А поскольку Тер-Тевосян был не намного его старше и за ним, как за каждым кавказцем, среди женского персонала банка ходила слава сердцееда и неотразимого мужчины - а он и был моложавее своих неполных сорока и красив именно кавказской, самоуверенной броскостью, - Иннокентию Павловичу подчас приходило на ум и нечто более гадкое, но он гнал от себя эти глупые, ни на чем, собственно, не основанные, унизительные для него мысли. Да и Катя, убеждал он себя, не из тех, кто может польститься на Абгарычеву пошловатую привлекательность. К тому же ее отношение к мужу нисколько не изменилось, она была, как всегда, нежна и ласкова с ним и в постели такая же раскрепощенная, как с первого дня их медового месяца.
Но подозрительные эти мысли все не шли из головы, подливали ложку дегтя в прежний мед их семейного счастья, отдаляли друг от друга, и теперь Иннокентий Павлович стал чувствовать к ней едва сдерживаемое раздражение, от которого до вражды и разрыва - короткий шажок.
Теперь-то он уже никак не мог бы решиться посвятить Катю в свою тайну, которая не шла из головы, засела в ней ежом, и которой он не мог и не сможет уже ни с кем поделиться. Это делало его с Катей отношения еще напряженнее, и чувство розни росло в нем день ото дня.
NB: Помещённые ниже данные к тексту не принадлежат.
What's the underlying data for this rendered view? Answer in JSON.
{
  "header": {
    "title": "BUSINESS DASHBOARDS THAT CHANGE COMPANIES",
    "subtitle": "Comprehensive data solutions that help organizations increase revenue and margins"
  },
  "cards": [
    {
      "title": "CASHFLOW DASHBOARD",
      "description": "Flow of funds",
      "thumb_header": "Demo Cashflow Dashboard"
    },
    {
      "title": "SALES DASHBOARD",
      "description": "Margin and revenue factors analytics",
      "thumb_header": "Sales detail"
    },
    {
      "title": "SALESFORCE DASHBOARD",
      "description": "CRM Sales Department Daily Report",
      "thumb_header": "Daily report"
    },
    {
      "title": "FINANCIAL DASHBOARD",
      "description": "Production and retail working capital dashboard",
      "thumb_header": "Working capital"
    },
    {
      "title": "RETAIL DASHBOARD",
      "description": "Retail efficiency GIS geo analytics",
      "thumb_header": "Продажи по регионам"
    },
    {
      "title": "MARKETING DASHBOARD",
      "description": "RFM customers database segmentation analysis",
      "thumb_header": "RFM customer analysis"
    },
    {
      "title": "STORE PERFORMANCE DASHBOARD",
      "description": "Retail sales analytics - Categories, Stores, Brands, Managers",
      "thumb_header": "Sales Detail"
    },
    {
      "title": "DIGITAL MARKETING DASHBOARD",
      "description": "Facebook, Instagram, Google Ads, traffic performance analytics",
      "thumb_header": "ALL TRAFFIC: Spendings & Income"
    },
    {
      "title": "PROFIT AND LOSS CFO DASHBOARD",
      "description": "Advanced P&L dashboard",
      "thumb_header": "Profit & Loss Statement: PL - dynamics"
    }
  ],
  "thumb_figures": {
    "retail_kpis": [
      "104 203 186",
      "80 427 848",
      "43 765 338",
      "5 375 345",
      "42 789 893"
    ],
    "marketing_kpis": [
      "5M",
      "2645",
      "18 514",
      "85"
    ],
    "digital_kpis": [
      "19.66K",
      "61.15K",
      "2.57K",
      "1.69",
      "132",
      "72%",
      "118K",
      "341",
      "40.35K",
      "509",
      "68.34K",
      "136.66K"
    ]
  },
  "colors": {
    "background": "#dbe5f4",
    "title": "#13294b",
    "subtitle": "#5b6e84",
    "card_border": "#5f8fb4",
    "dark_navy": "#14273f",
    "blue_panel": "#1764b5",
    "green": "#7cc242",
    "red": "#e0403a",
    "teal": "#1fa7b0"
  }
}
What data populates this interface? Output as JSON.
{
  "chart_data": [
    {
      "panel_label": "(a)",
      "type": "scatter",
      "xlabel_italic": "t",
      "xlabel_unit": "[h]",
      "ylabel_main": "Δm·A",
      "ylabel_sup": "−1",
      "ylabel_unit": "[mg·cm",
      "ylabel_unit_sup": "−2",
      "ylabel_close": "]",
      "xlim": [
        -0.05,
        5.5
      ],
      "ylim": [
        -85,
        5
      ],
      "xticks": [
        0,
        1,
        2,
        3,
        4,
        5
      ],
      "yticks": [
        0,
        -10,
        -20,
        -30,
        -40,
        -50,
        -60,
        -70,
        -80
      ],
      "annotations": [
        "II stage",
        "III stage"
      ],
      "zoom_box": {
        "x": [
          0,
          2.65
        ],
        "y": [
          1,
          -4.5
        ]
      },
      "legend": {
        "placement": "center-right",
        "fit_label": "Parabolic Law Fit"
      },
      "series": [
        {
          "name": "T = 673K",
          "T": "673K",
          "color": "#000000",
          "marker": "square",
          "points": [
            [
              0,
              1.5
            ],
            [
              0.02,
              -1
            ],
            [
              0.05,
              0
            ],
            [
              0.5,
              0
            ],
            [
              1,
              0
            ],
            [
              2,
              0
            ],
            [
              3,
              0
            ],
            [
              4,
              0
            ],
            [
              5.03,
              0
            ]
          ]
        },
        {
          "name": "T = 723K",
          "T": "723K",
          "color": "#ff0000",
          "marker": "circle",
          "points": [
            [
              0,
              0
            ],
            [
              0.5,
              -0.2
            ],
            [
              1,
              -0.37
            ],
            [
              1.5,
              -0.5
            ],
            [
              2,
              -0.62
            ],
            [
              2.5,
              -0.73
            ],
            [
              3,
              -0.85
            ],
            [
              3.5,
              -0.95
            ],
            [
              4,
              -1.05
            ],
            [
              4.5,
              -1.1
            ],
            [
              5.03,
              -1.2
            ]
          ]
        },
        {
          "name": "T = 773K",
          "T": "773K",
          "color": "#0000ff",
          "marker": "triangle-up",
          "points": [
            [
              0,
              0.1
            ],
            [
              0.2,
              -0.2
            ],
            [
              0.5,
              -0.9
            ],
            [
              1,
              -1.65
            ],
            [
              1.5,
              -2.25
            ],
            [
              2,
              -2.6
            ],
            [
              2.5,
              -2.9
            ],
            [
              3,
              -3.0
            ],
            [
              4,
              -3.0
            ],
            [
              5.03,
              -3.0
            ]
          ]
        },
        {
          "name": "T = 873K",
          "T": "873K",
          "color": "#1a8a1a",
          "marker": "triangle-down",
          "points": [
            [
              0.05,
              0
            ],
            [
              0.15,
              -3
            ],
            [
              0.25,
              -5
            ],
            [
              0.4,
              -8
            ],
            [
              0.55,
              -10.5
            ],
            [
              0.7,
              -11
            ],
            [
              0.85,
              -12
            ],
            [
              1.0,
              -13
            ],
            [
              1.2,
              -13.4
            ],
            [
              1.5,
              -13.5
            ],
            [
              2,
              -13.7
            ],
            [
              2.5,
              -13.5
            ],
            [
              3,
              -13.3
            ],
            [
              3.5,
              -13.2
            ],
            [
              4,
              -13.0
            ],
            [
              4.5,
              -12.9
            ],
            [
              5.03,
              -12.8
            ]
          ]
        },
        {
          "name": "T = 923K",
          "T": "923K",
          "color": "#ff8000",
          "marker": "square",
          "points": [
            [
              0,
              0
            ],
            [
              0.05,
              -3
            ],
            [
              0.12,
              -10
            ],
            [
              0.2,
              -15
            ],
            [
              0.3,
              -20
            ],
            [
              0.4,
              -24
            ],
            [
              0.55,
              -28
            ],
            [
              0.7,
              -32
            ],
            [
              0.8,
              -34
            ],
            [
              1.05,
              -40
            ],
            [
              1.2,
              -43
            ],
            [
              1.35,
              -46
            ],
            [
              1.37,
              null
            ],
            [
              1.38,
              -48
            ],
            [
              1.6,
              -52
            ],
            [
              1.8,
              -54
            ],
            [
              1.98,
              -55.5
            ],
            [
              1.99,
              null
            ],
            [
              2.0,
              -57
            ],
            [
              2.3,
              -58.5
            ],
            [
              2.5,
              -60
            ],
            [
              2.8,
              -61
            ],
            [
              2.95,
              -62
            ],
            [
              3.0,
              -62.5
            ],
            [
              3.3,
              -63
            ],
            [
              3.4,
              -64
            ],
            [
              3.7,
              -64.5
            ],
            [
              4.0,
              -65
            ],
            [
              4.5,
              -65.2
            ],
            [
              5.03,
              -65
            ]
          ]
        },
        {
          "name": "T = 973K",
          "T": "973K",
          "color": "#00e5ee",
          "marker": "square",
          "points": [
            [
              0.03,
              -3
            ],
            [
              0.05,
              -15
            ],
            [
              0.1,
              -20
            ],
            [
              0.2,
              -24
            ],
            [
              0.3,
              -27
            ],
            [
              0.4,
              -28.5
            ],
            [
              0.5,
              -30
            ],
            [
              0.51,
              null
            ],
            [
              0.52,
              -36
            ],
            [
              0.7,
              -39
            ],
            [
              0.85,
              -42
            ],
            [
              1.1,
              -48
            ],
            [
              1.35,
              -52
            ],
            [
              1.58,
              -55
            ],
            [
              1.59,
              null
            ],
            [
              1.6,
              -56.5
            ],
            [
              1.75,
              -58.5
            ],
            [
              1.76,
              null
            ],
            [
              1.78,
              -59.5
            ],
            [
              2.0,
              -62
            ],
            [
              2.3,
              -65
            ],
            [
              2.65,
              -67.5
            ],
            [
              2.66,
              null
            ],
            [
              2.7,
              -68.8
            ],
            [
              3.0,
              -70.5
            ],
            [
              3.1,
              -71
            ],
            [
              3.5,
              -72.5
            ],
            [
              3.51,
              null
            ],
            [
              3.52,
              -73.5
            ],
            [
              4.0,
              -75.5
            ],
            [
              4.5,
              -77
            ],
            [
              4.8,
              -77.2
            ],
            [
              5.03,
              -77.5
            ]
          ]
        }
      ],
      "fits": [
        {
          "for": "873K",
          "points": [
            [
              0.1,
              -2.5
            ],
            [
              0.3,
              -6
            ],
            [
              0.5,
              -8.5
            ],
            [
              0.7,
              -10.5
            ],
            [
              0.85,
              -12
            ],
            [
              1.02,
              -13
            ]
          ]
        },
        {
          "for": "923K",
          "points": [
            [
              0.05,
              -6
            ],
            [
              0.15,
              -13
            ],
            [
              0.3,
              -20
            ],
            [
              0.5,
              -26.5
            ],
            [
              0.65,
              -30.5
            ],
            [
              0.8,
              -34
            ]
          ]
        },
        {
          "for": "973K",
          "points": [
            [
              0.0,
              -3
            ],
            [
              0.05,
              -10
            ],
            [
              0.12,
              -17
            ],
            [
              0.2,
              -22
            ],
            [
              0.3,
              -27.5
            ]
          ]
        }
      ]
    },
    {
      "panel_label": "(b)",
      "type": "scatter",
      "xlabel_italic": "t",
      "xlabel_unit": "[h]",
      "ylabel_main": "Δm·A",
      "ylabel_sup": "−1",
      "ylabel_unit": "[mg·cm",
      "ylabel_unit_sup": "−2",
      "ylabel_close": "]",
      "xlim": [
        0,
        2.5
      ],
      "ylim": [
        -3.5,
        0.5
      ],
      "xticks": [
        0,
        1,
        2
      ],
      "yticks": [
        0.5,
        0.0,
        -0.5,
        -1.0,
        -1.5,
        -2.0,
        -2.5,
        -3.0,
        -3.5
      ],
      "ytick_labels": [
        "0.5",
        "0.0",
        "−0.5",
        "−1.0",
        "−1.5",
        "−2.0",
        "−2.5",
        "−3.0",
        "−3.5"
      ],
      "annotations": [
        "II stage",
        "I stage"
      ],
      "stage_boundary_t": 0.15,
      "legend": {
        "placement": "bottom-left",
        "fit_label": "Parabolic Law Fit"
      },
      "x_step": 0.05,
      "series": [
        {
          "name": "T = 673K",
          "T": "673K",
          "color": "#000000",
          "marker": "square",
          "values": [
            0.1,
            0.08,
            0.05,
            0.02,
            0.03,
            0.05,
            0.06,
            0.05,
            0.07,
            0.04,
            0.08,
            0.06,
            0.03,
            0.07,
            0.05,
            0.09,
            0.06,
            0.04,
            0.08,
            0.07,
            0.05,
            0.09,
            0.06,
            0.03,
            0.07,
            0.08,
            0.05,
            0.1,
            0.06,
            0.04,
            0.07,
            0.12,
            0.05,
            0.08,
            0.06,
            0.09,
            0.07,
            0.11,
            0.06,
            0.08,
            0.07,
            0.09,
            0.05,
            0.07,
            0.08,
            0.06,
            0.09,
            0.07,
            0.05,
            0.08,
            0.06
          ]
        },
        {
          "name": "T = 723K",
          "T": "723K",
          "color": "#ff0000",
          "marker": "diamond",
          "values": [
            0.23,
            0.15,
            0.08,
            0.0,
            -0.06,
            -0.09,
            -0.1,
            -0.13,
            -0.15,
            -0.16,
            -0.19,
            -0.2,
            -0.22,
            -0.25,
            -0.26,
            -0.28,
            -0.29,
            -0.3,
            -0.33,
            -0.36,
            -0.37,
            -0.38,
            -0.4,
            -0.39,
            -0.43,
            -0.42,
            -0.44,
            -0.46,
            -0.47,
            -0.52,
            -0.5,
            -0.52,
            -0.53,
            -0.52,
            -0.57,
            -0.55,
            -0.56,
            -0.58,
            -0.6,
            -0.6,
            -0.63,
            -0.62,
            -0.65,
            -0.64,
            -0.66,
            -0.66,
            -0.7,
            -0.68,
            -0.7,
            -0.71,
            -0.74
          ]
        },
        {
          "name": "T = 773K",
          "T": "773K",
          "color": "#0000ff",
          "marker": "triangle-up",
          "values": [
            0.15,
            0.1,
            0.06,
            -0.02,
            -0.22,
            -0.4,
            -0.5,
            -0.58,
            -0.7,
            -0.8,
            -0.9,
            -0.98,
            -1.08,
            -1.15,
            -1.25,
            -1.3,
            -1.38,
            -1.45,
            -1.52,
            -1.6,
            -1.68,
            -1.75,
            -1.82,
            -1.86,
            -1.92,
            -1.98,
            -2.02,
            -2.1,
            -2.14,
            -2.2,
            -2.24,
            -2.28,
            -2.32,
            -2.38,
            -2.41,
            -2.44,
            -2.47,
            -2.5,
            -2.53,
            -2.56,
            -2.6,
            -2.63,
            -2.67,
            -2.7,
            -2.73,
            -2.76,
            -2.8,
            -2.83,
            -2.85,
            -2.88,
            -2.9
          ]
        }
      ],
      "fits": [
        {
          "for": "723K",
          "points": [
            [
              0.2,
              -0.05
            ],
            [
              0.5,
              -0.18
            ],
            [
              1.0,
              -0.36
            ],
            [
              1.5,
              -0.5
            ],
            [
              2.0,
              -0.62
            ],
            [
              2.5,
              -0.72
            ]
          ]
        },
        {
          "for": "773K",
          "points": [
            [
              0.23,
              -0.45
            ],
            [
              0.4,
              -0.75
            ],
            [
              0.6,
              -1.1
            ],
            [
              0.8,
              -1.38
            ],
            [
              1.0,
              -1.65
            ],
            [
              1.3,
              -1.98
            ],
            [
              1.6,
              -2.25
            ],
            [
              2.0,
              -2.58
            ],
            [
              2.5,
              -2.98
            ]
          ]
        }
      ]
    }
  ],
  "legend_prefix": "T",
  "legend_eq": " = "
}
При этом он нисколько не замечал, не придавал значения переменам, происходящим в нем самом. После краха всей финансовой системы страны, когда тесное, плечом к плечу, содружество банкиров, предпринимателей и промышленников - одним словом, "олигархов", как их теперь называли, хотя сами они решительно чурались этого непопулярного в народе прозвища, - стало необходимее, чем когда-либо прежде, совместные их деловые, а то и просто дружеские встречи стали гораздо более частыми. И Иннокентию Павловичу, хотя он и не замечал за собою этого, как бы втайне от самого себя, день ото дня все больше хотелось стать похожим на них, на эту, как он сам ее недавно называл, "волчью стаю" - взглядами, привычками, манерой поведения. С волками жить - по-волчьи выть, убеждал он себя. Ему теперь уже не хотелось, как прежде, походить на себя прежнего - англизированного, американизированного молодого, но уже солидного финансиста с гарвардской выучкой, в безупречных, но и, как полагается истинному джентльмену, отстающих от моды по крайней мере на год строгих костюмах.
Он и становился все больше подобен им, одним из них, и уже на доступных лишь узкому кругу посвященных приемах, или, как их стали называть на американский лад, parties, он не пригубливал из бокала, а выпивал его до дна, привычному прежде виски стал предпочитать общенародную водку, а однажды публично напился до того, что без помощи Кати не мог добраться до машины, что вызвало у его коллег не удивление, а скорее, одобрение: наш человек! С этого потрясшего его самого случая он потерял то, что всегда ценил в себе превыше всего: уважение к себе, такому, каким он хотел видеть себя сам, а главное - чтобы таким он оставался в глазах всех. И опять же вопреки логике и очевидности, он обвинял в этом не столько себя, сколько ту же Катю, потому что именно она настаивала - из деловых, по ее словам, соображений, - чтобы он не манкировал всеми этими parties.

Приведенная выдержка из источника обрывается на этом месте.